Reciprocating Piston Pumps

The basic principle of the reciprocating single piston pump is shown below. The piston expels liquid through a one-way valve (check valve). The pumping rate is usually adjusted by controlling the distance the piston retracts, thus limiting the amount of liquid pushed out by each stroke, or by the cam rotating speed.

Schematic of the reciprocating single piston pump. CAM is pushing a sapphire piston back and force. When the piston is moving backwards it sucks the eluent through the inlet check valve (on the bottom). The sapphire ball is lifted and opens the path for the eluent. When the piston moves forward, the liquid pushes the inlet ball down and closes the path, but the outlet ball is lifted and opens the outlet valve (upper).

The main disadvantage of this type of pump is sinusoidal pressure pulsations which lead to the necessity of using pulse dampers.

Dual Piston Pumps

A more efficient way to provide a constant and almost pulse free flow is the use of dual-headed reciprocating pumps. Both pump chambers are driven by the same motor through a common eccentric cam; this common drive allows one piston to pump while the other is refilling. As a result, the two flow-profiles overlap each other significantly reducing the pulsation downstream of the pump; this is visualized below. Since the acceleration/deceleration profile is somewhat non-linear, the more efficient types of these pumps use eccentricity-shaped cams to obtain the best overlapping of the pressure curves and to obtain smooth flow.

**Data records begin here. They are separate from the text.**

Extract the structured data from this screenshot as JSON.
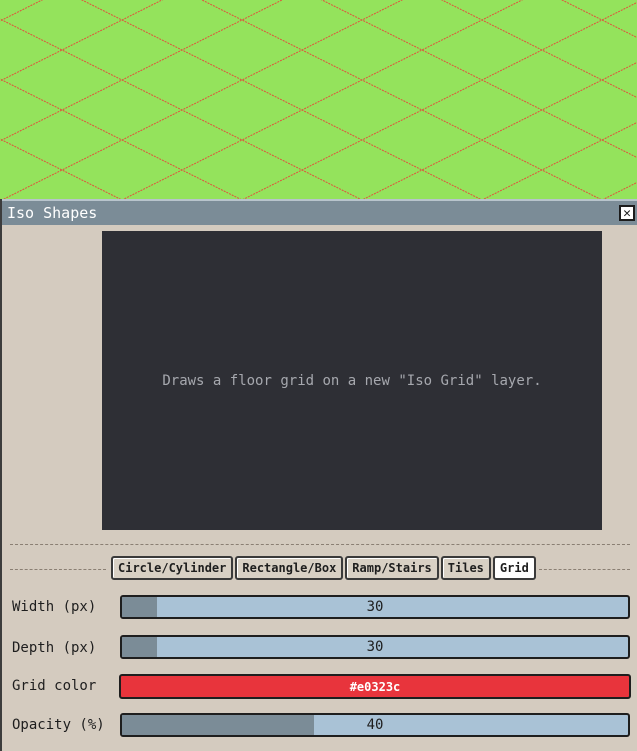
{
  "canvas": {
    "background_color": "#94e35c",
    "grid_color": "#e0523c"
  },
  "dialog": {
    "title": "Iso Shapes",
    "close_icon": "close-icon",
    "preview_text": "Draws a floor grid on a new \"Iso Grid\" layer."
  },
  "tabs": [
    {
      "label": "Circle/Cylinder",
      "active": false
    },
    {
      "label": "Rectangle/Box",
      "active": false
    },
    {
      "label": "Ramp/Stairs",
      "active": false
    },
    {
      "label": "Tiles",
      "active": false
    },
    {
      "label": "Grid",
      "active": true
    }
  ],
  "fields": {
    "width": {
      "label": "Width (px)",
      "value": "30",
      "fraction": 0.07
    },
    "depth": {
      "label": "Depth (px)",
      "value": "30",
      "fraction": 0.07
    },
    "grid_color": {
      "label": "Grid color",
      "value": "#e0323c",
      "color": "#e8343c"
    },
    "opacity": {
      "label": "Opacity (%)",
      "value": "40",
      "fraction": 0.38
    }
  }
}
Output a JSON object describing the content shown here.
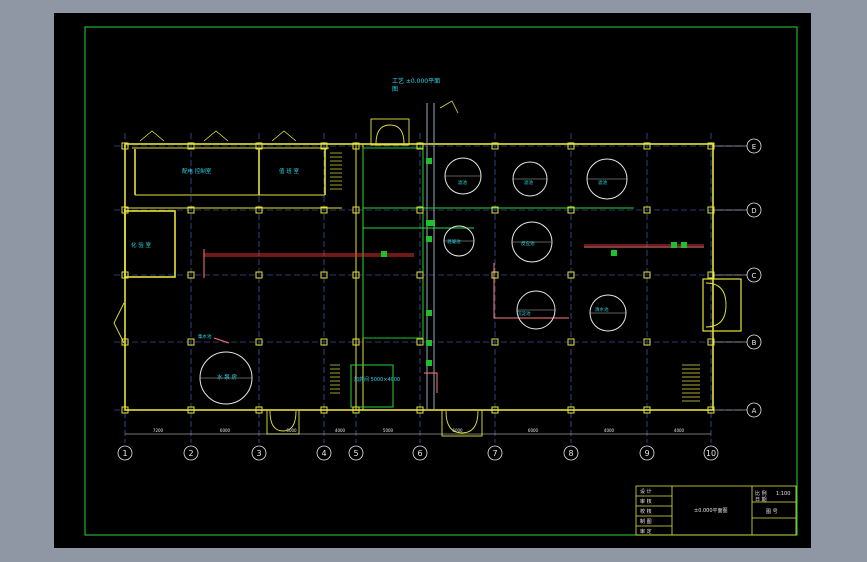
{
  "drawing": {
    "title": "工艺 ±0.000平面",
    "title_sub": "图"
  },
  "grid": {
    "columns": [
      "1",
      "2",
      "3",
      "4",
      "5",
      "6",
      "7",
      "8",
      "9",
      "10"
    ],
    "rows": [
      "E",
      "D",
      "C",
      "B",
      "A"
    ],
    "dims_bottom": [
      "7200",
      "6000",
      "6000",
      "4000",
      "5000",
      "6000",
      "6000",
      "4000",
      "4000"
    ]
  },
  "rooms": [
    {
      "id": "control",
      "label": "配电 控制室"
    },
    {
      "id": "duty",
      "label": "值 班 室"
    },
    {
      "id": "lab",
      "label": "化 验 室"
    },
    {
      "id": "pump",
      "label": "水 泵 房"
    },
    {
      "id": "dosing",
      "label": "加药间 5000×4000"
    }
  ],
  "tank_labels": [
    "滤池",
    "滤池",
    "滤池",
    "混凝池",
    "反应池",
    "沉淀池",
    "清水池",
    "集水池"
  ],
  "title_block": {
    "rows_left": [
      "设 计",
      "审 核",
      "校 核",
      "制 图",
      "审 定"
    ],
    "center": "±0.000平面图",
    "scale_label": "比 例",
    "scale_value": "1:100",
    "date_label": "日 期",
    "sheet_label": "图 号"
  }
}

Schematic of a dual-head reciprocating pumps.

The advantages of this pump are the unlimited solvent reservoir allowing long-term unattended use and quick changeover and clean out capability. However, unless special care has been exercised in manufacture, these pumps may have several disadvantages. There is a tendency for the incompletely compensated pulsations to be observable at high refractive index detector sensitivities, especially at low flow rates where piston cycles are widely spread. Furthermore, since each head has two check valves, pump reliability depends on the cleanliness of the mobile phase and continued sealing capability of four check valves on each cycle, with cycles normally occurring several times per minute.

Recent improvements to this popular pumping system include:
A computer-designed camshaft is used to achieve maximum overlap of pump strokes, resulting in virtually undetectable pulsation or ripple.
Staggered inlet/outlet lines are employed to allow complete flushing when liquids are changed or if air is inadvertently drawn through the pump.
Small-volume check valves are used to allow the pumps to function reliably at flow rates as low as 0.001 mL/min. This has the added benefit of providing excellent gradient reproducibility especially when programs start from extremely low concentrations.
There are fewer moving parts, with all maintenance-requiring components (pump seals, check valves) readily accessible from the front of the instrument.
A wide flow rate range (0.01 to 10 ml/min) is provided without gear change.

Check valves on the reciprocating pump are the most weak part. It may be easily contaminated or clogged which leads to the pump misfunction. Most of the recent HPLC instruments use improved dual piston pumps which have three or even two check valves.

The schematic of this pump is shown above. The first piston, called low pressure, is sucks the liquid from the reservoir while the second (high pressure piston) is supplying the eluent to the system. Then the first piston refills the second piston very fast, during 1/100 of the whole pump cycle. This scheme allows the use of only 3 check valve, one of which is working under low pressure. There are no cavitation effects. Because the piston volumes are small (~100 Ál), pressure pulastions are small and sharp and easy to damp.

Another type of dual piston pump uses only two check valves, but piston volumes are different.

While the smaller piston dispenses an eluent in the HPLC system, the bigger piston is sucking an eluent. When pistons change their direction, the bigger piston simultaneously refill the smaller chamber and dispenses eluent into the system.

This set-up allows only two check valves for the dual piston pump.